The seats were spacious, I dined on grass fed beef and the stunningly beautiful stewardesses stopped often to refill my wine glass free of charge.
As soon as I arrived back in the US and changed to Delta, the seats were tiny, the old and jaded stewardesses treated me like a war criminal as they charged me a fortune for a skimpy box lunch and headphones.
It was a sad day when Southern Wings finally lost its subsidy and "flew south".

Dan Newland said...

Thanks for sharing your story and memories of better times in air travel, James.

Alan Stark said...

To add to your experience you need to try out the United Group boarding, ie Group 1 - deserving cases, Group 2 - the rich folk, and then Group 3 - Window seats, Group 4 - middle and finally Group 5 - aisle sitters. So by the time Groups 3 and 4 together with their travelling partners alongside them get on board, that leaves Group 5 with a few single stragglers with no room left for their hand luggage.

Dan Newland said...

Yes, Alan, the hand luggage is a real problem.
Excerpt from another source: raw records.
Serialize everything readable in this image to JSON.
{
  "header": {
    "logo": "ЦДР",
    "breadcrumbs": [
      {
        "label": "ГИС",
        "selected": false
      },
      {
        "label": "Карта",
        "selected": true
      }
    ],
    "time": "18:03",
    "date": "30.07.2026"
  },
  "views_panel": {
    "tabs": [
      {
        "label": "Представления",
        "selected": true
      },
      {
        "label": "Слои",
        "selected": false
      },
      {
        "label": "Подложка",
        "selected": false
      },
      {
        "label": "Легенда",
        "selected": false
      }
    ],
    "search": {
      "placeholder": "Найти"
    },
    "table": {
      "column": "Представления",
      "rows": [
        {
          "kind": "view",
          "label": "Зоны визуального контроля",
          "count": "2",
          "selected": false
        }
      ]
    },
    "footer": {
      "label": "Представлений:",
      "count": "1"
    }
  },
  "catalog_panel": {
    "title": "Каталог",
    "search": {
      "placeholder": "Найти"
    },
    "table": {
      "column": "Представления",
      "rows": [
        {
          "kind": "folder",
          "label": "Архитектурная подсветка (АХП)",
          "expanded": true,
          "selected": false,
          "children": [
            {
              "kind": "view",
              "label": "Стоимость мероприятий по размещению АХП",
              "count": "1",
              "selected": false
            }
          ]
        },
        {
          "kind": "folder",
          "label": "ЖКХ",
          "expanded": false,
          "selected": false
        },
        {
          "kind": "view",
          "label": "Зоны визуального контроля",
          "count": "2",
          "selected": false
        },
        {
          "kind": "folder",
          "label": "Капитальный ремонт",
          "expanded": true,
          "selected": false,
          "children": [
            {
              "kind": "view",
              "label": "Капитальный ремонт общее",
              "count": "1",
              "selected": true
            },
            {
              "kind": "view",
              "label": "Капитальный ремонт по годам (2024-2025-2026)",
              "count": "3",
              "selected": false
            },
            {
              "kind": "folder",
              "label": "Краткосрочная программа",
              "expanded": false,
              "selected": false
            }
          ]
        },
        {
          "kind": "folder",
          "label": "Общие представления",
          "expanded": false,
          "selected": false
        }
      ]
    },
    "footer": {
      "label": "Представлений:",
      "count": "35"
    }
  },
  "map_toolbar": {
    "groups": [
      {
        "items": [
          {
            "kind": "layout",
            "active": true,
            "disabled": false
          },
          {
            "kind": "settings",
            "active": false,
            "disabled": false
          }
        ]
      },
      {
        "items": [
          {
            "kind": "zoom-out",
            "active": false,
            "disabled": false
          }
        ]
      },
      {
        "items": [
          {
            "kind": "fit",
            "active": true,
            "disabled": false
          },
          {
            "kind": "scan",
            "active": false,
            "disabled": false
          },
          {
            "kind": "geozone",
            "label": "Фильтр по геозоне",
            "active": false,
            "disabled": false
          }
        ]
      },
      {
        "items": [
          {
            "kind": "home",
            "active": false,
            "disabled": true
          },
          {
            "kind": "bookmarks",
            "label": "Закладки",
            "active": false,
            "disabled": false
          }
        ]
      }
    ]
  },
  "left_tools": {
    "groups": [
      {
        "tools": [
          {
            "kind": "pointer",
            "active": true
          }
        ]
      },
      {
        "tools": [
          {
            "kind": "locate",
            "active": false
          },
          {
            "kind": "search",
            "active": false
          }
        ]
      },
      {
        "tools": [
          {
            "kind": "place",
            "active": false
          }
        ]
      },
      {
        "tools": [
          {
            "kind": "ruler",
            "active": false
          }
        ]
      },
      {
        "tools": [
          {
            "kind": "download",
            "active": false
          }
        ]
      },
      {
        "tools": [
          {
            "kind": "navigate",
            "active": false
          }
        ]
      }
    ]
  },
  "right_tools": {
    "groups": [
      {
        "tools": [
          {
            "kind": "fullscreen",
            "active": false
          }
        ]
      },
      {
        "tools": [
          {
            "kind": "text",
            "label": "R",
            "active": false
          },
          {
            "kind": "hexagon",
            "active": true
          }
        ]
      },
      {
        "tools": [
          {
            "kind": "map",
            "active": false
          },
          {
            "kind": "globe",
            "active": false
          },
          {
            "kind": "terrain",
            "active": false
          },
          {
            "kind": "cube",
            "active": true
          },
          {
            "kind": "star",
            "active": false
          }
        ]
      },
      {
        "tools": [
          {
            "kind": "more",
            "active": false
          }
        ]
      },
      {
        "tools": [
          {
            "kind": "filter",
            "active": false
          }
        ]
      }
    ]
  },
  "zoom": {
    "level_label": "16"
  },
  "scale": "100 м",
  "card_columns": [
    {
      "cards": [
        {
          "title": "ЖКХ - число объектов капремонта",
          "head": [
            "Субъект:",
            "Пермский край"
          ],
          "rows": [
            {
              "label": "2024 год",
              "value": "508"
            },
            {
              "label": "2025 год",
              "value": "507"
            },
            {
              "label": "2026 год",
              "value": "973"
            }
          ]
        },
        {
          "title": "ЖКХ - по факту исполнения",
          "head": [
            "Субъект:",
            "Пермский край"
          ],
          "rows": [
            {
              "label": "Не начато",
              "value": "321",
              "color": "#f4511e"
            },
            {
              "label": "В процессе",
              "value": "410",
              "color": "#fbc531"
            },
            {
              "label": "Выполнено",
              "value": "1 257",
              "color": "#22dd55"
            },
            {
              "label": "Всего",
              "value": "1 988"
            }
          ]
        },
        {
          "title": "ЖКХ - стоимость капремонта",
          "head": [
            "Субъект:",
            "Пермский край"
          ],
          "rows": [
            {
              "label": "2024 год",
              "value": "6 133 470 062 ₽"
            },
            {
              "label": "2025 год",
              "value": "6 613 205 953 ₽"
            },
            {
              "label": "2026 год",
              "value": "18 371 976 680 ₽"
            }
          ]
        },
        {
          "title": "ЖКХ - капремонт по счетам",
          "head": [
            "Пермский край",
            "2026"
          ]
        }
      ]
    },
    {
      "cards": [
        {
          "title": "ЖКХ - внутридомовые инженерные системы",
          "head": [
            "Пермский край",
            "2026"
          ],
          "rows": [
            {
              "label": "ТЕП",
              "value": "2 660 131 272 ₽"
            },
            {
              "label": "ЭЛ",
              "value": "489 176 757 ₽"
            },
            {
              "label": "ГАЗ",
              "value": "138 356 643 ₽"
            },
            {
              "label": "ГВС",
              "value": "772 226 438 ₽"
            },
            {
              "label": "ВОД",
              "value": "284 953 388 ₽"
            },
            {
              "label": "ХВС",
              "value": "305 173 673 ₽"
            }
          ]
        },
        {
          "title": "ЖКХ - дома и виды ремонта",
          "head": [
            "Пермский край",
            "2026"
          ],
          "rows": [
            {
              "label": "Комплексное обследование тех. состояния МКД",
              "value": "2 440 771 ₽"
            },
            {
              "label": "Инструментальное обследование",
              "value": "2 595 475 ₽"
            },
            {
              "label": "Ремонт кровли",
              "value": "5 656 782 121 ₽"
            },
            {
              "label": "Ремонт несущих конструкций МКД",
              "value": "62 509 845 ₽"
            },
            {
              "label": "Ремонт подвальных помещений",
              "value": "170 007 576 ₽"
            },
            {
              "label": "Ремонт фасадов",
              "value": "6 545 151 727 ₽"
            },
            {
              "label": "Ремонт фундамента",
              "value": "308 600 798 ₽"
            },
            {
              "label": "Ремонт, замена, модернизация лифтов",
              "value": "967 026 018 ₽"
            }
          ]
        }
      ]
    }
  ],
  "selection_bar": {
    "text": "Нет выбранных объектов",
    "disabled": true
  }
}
Since their policy is to charge for every piece of luggage you stow, people try to find ingenious ways to carry everything but the kitchen sink on board with them, and since boarding is according to some secret esoteric code that only the airline and the priviledged seem to understand, there are people--you and I for instance--who end up having to shove their carry-ons "where the sun don't shine".

Peggy Madison Market said...

Once again, Dan, you entertained me to tears!
It's bad enough to be confined in such a little space but to have to share that space with someone's excess baggage can make for a very long trip.
Not certain if long flights are better with a silent passenger who happens to fall asleep and whose mouth drops open and of course they breathe their garlic dog breath towards you for several hours or to have one who constantly talks your legs off about everything that you could care less about.
Love your stories, Dan...keep them coming!

Dan Newland said...

Thanks for being a regular reader of this blog, Peggy! Glad I could make you smile.